Dziś o godz. 12:00 w kościele pw. św. Jadwigi Królowej Tomaszowie Mazowieckim rozpoczął się pogrzeb Krzysztofa Karonia – historyka sztuki, myśliciela i demaskatora marksizmu. Zgromadził on wielu krewnych, przyjaciół i sympatyków zmarłego.
Mowę pożegnalną w trakcie uroczystości wygłosił Jakub Zgierski, zapewniając, że dzieło zmarłego będzie kontynuowane. Dla niego i wielu młodych Krzysztof Karoń pozostaje autorytetem ujmującym swoją naturalnością. Sam jednak wzbraniał się przed nazywaniem siebie mianem filozofa.
Rodzina w liście pożegnalnym podkreśliła, że zmarły całym swoim życiem realizował w praktyce to, co głosił. Dzięki niemu m.in. powstała rodzinna firma. Sprawujący Eucharystię kapłan przypomniał z kolei w homilii słowa Karola Wojtyły z 1976 r. o antykulturze walczącej z kulturą.
“Krzysztof Karoń doszedł do wniosku, że, aby zrozumieć współczesną sztukę, trzeba zrozumieć najważniejszy nurt myślowy ostatnich dwóch stuleci, czyli marksizm. Bardzo mocno podkreślał, że najważniejsze w tej ideologii jest to, co Karol Marks powiedział we wczesnych dziełach. Mianowicie podkreślał, że marksiści poprzez antykulturę dążą do całkowitego odwrócenia, zaprzeczenia tego czym jest człowiek, czyli do całkowitego zniszczenia kultury ludzkiej” – wspominał na łamach PCh24.pl wiceprezes Stowarzyszenia Kultury Chrześcijańskiej Arkadiusz Stelmach.

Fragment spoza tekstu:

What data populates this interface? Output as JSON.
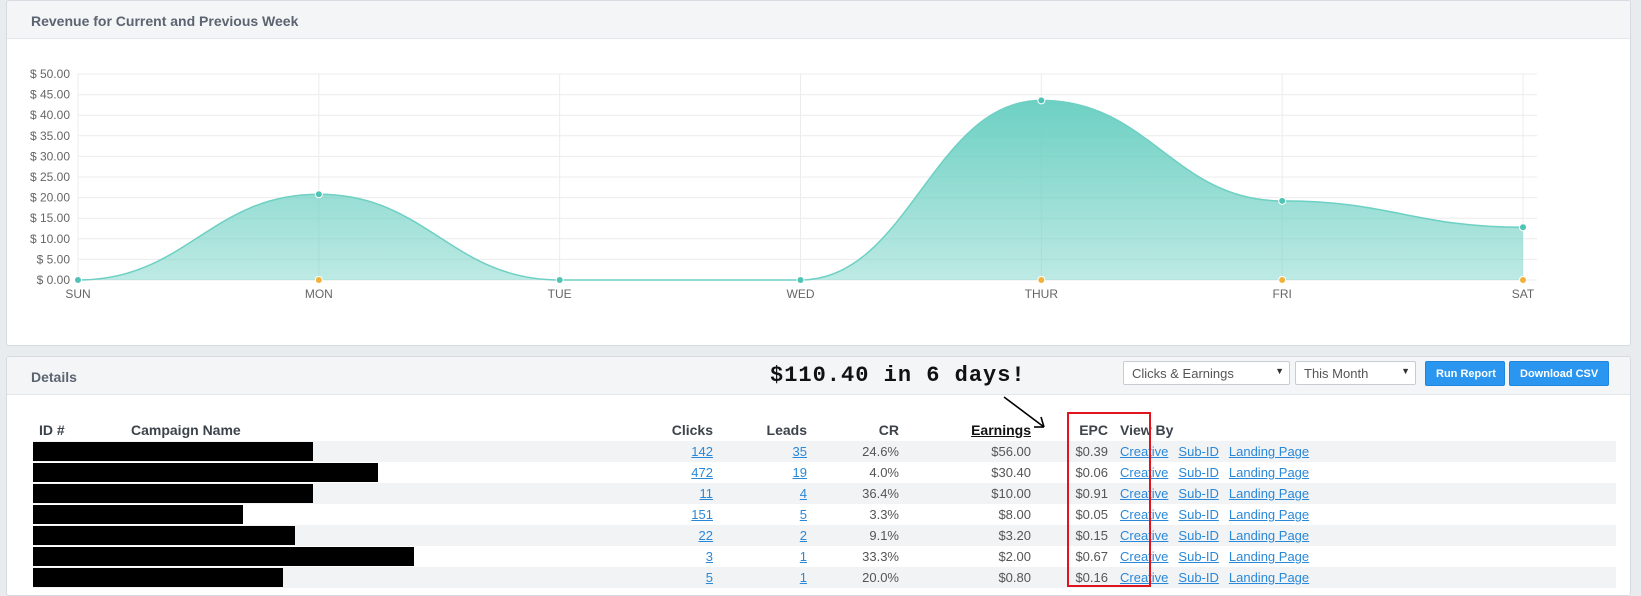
{
  "revenue_panel": {
    "title": "Revenue for Current and Previous Week"
  },
  "chart_data": {
    "type": "area",
    "categories": [
      "SUN",
      "MON",
      "TUE",
      "WED",
      "THUR",
      "FRI",
      "SAT"
    ],
    "y_ticks": [
      "$ 0.00",
      "$ 5.00",
      "$ 10.00",
      "$ 15.00",
      "$ 20.00",
      "$ 25.00",
      "$ 30.00",
      "$ 35.00",
      "$ 40.00",
      "$ 45.00",
      "$ 50.00"
    ],
    "ylim": [
      0,
      50
    ],
    "grid": true,
    "series": [
      {
        "values": [
          0,
          20.8,
          0,
          0,
          43.6,
          19.2,
          12.8
        ],
        "color": "#6dd0c3",
        "marker": "#4fc3b4"
      },
      {
        "values": [
          null,
          0,
          null,
          null,
          0,
          0,
          0
        ],
        "color": "#f0b23a",
        "marker": "#f0b23a"
      }
    ]
  },
  "details": {
    "title": "Details",
    "callout": "$110.40 in 6 days!",
    "select_metric": "Clicks & Earnings",
    "select_period": "This Month",
    "run_button": "Run Report",
    "csv_button": "Download CSV",
    "columns": {
      "id": "ID #",
      "name": "Campaign Name",
      "clicks": "Clicks",
      "leads": "Leads",
      "cr": "CR",
      "earnings": "Earnings",
      "epc": "EPC",
      "view_by": "View By"
    },
    "view_links": [
      "Creative",
      "Sub-ID",
      "Landing Page"
    ],
    "rows": [
      {
        "clicks": "142",
        "leads": "35",
        "cr": "24.6%",
        "earnings": "$56.00",
        "epc": "$0.39"
      },
      {
        "clicks": "472",
        "leads": "19",
        "cr": "4.0%",
        "earnings": "$30.40",
        "epc": "$0.06"
      },
      {
        "clicks": "11",
        "leads": "4",
        "cr": "36.4%",
        "earnings": "$10.00",
        "epc": "$0.91"
      },
      {
        "clicks": "151",
        "leads": "5",
        "cr": "3.3%",
        "earnings": "$8.00",
        "epc": "$0.05"
      },
      {
        "clicks": "22",
        "leads": "2",
        "cr": "9.1%",
        "earnings": "$3.20",
        "epc": "$0.15"
      },
      {
        "clicks": "3",
        "leads": "1",
        "cr": "33.3%",
        "earnings": "$2.00",
        "epc": "$0.67"
      },
      {
        "clicks": "5",
        "leads": "1",
        "cr": "20.0%",
        "earnings": "$0.80",
        "epc": "$0.16"
      }
    ]
  }
}
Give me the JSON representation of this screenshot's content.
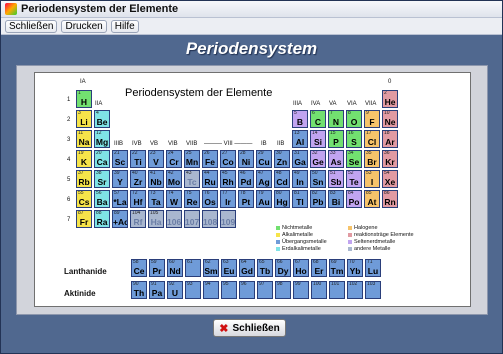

“Będzie go nam bardzo brakować, będziemy pamiętać o nim w modlitwie. Mam nadzieję, że Pan Bóg go przygarnął do siebie po ciężkiej chorobie i odpłaci mu za to, co dobrego zrobił dla kontrrewolucji w Polsce” – dodał.
Krzysztof Karoń zmarł po ciężkiej chorobie w nocy z 21 na 22 kwietnia. Niedługo w cyklu LEKTURY DOMOWE przypomnimy jego dzieło Historia antykultury.